Wednesday 19 December 2012

Supporting HPC Analytics Applications with Access Patterns Using DataRestructuring and Data-Centric Scheduling Techniques in MapReduce

Abstract


Current High Performance Computing (HPC) applications have seen an explosive growth in the size of data in recent years. Many application scientists have initiated efforts to integrate data-intensive computing into computational-intensive HPC facilities, particularly for data analytics. We have observed several scientific applications which must migrate their data from an HPC storage system to a data-intensive one for analytics. There is a gap between the data semantics of HPC storage and data-intensive system, hence, once migrated, the data must be further refined and reorganized. This reorganization must be performed before existing data-intensive tools such as MapReduce can be used to analyze data. This reorganization requires at least two complete scans through the data set and then at least one MapReduce program to prepare the data before analyzing it. Running multiple MapReduce phases causes significant overhead for the application, in the form of excessive I/O operations.
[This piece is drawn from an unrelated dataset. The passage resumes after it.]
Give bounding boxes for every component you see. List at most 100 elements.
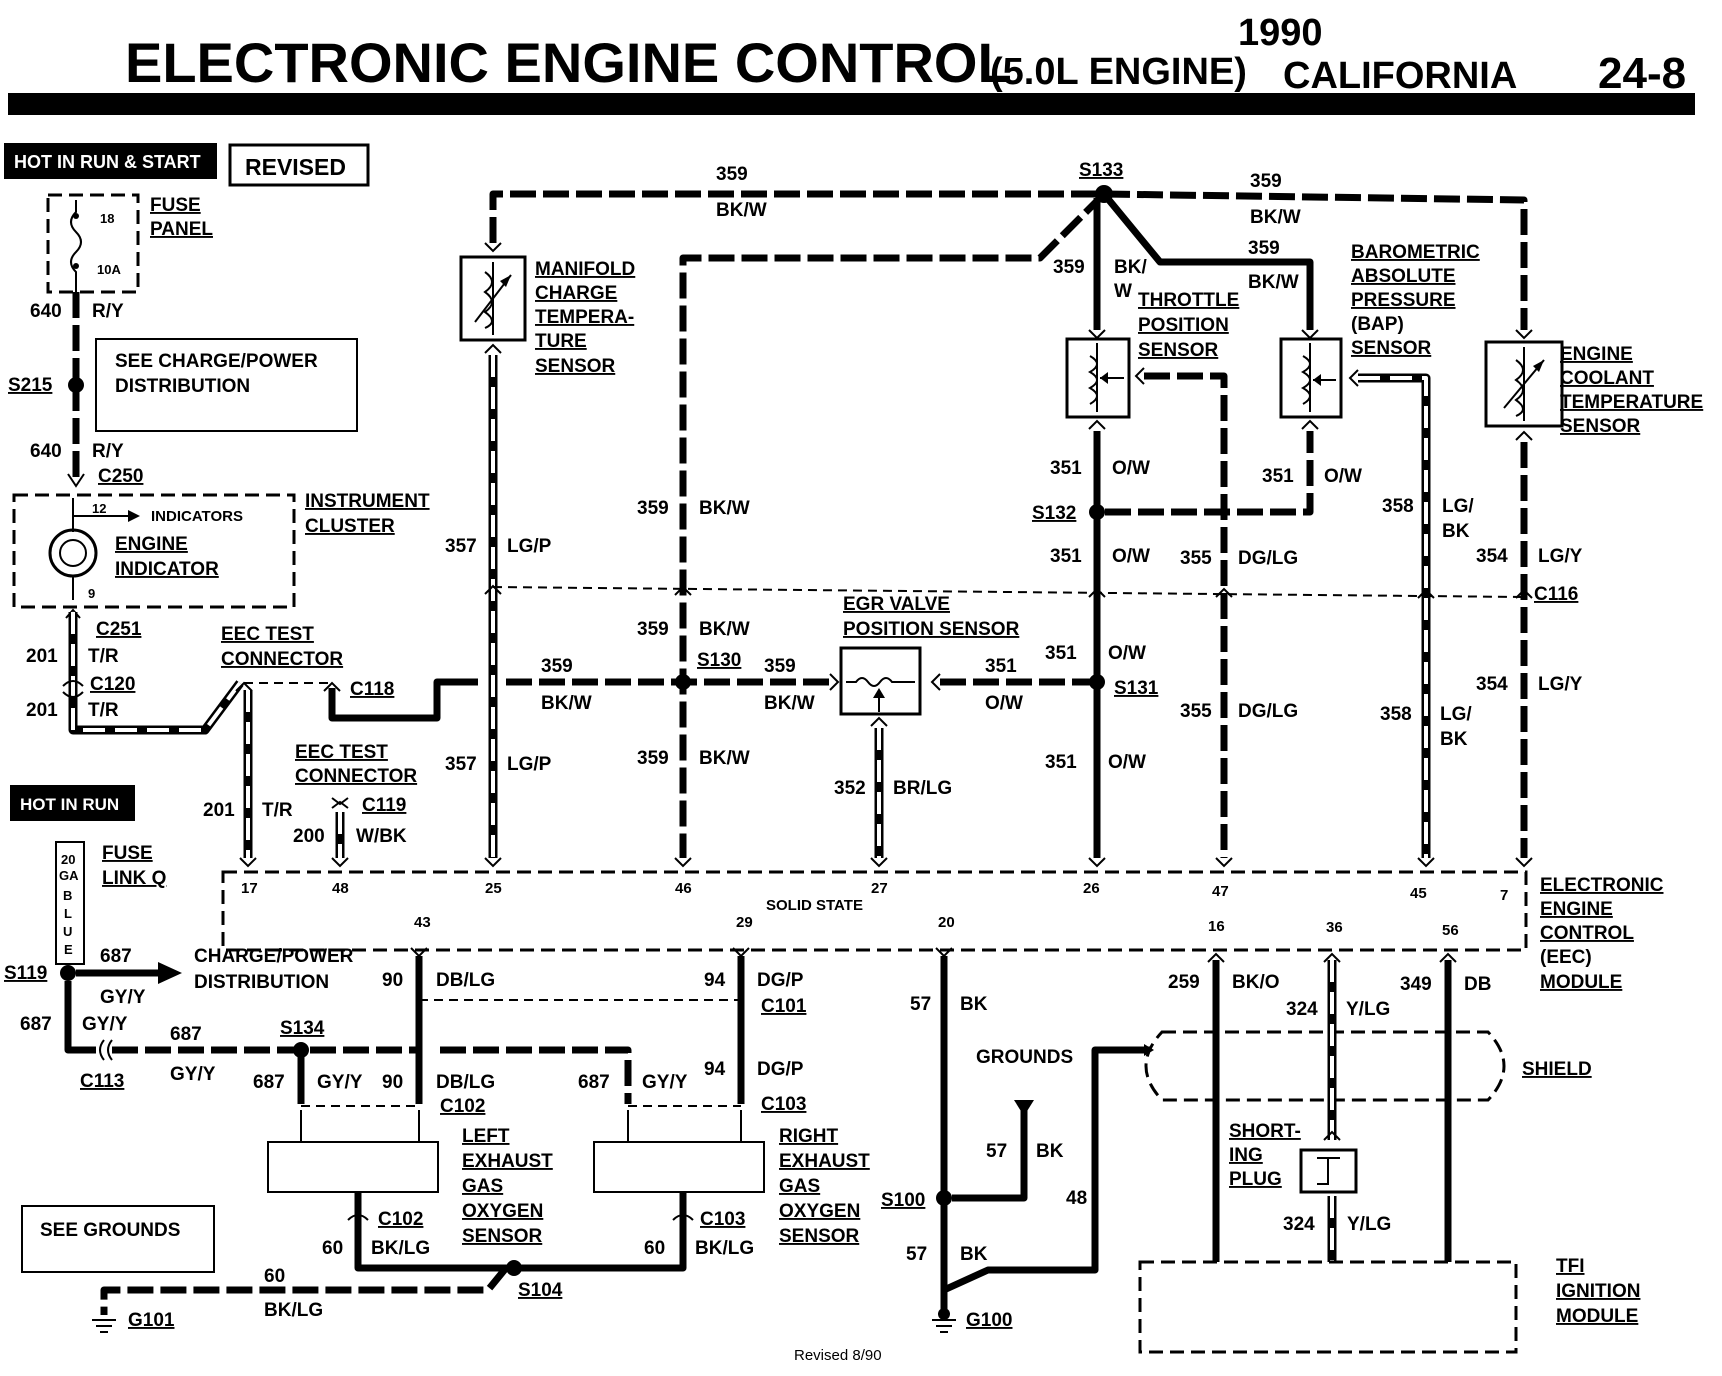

That is for every MapReduce phase, a distributed read and write operation on the file system must be performed. Our contribution is to develop a MapReduce-based framework for HPC analytics to eliminate the multiple scans and also reduce the number of data preprocessing MapReduce programs. We also implement a data-centric scheduler to further improve the performance of HPC analytics MapReduce programs by maintaining the data locality. We have added additional expressiveness to the MapReduce language to allow application scientists to specify the logical semantics of their data such that 1) the data can be analyzed without running multiple data preprocessing MapReduce programs, and 2) the data can be simultaneously reorganized as it is migrated to the data-intensive file system. Using our augmented Map-Reduce system, MapReduce with Access Patterns (MRAP), we have demonstrated up to 33 percent throughput improvement in one real application, and up to 70 percent in an I/O kernel of another appl- cation. Our results for scheduling show up to 49 percent improvement for an I/O kernel of a prevalent HPC analysis application.